Reputation: 53
I have a dataframe df
and a list of column names to select from this dataframe as a map
I have tried the following approach to build the map
.
var df = Seq((66, "xyz1","a"),(67, "abc1","a"),(68, "fgr1","b"),(69, "yte1","d"),(70, "erx1","q"),(71, "ter1","q")).toDF("from_value", "to_value","label")

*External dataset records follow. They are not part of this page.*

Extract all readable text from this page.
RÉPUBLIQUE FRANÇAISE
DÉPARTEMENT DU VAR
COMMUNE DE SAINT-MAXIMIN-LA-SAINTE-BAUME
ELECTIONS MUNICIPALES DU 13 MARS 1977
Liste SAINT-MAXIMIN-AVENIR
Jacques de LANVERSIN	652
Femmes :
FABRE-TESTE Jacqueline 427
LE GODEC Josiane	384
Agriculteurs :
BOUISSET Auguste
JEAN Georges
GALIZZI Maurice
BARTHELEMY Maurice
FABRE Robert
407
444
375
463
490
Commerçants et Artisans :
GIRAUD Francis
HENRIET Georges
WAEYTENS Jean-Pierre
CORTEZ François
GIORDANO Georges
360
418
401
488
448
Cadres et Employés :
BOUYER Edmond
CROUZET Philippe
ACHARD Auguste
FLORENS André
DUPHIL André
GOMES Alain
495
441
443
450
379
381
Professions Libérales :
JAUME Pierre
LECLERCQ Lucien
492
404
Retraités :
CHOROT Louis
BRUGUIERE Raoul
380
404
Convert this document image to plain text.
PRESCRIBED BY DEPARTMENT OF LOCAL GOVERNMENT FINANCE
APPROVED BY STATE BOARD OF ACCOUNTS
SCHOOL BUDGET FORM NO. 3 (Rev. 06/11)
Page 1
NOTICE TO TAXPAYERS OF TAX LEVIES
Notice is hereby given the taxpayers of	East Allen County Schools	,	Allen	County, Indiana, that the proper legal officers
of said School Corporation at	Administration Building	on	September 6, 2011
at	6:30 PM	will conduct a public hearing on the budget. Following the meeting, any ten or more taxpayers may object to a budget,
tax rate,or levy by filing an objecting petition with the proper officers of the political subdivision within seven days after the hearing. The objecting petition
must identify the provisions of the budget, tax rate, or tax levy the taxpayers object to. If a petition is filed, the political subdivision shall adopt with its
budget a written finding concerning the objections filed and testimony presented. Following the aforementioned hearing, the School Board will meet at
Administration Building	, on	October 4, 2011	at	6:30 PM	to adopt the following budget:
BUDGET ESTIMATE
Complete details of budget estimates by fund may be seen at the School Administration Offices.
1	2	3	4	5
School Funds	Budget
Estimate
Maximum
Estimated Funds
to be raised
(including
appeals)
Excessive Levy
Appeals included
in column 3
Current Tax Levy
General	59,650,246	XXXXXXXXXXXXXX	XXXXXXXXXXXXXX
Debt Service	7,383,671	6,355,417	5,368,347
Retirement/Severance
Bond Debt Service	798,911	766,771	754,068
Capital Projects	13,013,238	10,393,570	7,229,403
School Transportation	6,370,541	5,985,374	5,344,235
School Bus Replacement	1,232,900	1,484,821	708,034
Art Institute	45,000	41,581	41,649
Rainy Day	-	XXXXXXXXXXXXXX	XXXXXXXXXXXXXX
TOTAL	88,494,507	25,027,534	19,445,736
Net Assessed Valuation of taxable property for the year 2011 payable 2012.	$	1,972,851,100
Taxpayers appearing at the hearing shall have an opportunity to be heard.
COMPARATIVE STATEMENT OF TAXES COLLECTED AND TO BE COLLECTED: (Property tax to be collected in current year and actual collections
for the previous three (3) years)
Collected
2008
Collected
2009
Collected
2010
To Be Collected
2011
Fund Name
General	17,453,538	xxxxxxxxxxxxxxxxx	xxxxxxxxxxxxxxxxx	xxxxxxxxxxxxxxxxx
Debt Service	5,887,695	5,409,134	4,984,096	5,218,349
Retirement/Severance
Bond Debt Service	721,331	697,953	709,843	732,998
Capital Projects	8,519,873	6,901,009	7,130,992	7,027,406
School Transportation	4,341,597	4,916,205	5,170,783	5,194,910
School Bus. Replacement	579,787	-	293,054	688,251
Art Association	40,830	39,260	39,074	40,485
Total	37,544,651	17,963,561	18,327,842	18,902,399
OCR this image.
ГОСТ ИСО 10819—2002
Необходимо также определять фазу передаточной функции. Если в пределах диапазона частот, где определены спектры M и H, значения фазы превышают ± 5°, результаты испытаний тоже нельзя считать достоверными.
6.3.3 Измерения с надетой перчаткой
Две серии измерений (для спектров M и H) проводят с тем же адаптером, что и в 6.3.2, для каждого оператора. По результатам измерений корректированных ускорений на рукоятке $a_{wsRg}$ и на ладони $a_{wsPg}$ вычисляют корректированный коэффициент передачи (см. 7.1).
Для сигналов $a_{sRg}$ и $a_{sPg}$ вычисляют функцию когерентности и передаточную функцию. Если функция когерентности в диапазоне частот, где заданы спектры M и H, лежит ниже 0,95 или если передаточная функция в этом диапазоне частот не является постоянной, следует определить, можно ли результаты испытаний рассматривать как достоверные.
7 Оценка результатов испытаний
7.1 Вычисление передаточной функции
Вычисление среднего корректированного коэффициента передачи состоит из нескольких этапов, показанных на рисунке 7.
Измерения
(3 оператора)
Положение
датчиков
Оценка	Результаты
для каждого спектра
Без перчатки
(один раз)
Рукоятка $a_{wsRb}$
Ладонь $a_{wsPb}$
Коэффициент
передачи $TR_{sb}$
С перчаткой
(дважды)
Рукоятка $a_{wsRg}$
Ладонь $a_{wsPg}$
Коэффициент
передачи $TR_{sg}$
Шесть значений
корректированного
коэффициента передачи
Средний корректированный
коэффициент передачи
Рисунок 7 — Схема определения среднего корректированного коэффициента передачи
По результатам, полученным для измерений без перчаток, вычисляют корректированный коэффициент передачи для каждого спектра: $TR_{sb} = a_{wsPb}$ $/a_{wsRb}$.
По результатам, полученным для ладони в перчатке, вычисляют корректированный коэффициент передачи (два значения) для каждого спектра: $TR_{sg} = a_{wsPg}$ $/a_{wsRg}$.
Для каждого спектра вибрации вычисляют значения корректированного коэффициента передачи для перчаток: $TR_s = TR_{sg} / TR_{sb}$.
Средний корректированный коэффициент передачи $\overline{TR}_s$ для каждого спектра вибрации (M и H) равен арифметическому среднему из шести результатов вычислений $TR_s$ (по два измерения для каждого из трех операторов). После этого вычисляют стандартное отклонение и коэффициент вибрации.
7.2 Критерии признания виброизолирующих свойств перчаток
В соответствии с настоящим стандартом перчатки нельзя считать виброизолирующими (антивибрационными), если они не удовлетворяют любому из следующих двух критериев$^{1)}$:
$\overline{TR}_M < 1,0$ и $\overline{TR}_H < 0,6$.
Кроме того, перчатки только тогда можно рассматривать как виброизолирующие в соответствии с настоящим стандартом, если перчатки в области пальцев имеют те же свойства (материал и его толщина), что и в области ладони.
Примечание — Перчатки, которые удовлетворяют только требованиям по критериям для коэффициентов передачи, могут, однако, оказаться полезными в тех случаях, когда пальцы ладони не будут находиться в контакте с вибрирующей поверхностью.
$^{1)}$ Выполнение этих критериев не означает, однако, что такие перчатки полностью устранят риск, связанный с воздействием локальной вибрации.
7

val cols = List("from_value","to_value")
df.select(
map(
lit(cols(0)),col(cols(0))
,lit(cols(1)),col(cols(1))
)
.as("mapped")
).show(false)
Output:
+------------------------------------+
|mapped |
+------------------------------------+
|[from_value -> 66, to_value -> xyz1]|
|[from_value -> 67, to_value -> abc1]|
|[from_value -> 68, to_value -> fgr1]|
|[from_value -> 69, to_value -> yte1]|
|[from_value -> 70, to_value -> erx1]|
|[from_value -> 71, to_value -> ter1]|
+------------------------------------+
However, I do see few issues with this approach such as
df
Is there an elegant way to handle the above scenarios without being too verbose?
Upvotes: 0
Views: 2753
Reputation: 5078
You can select certain columns in a dataframe as a map using the following function mappingExpr
:
import org.apache.spark.sql.functions.{col, lit, map, when}
import org.apache.spark.sql.{Column, DataFrame}
def mappingExpr(columns: Seq[String], dataframe: DataFrame): Column = {
def getValue(columnName: String): Column = when(col(columnName).isNull, lit("")).otherwise(col(columnName))
map(
columns
.filter(dataframe.columns.contains)
.flatMap(columnName => Seq(lit(columnName), getValue(columnName))): _*
).as("mapped")
}
So given your example's data:
> val df = Seq((66, "xyz1","a"),(67, "abc1","a"),(68, "fgr1","b"),(69, "yte1","d"),(70, "erx1","q"),(71, "ter1","q")).toDF("from_value", "to_value","label")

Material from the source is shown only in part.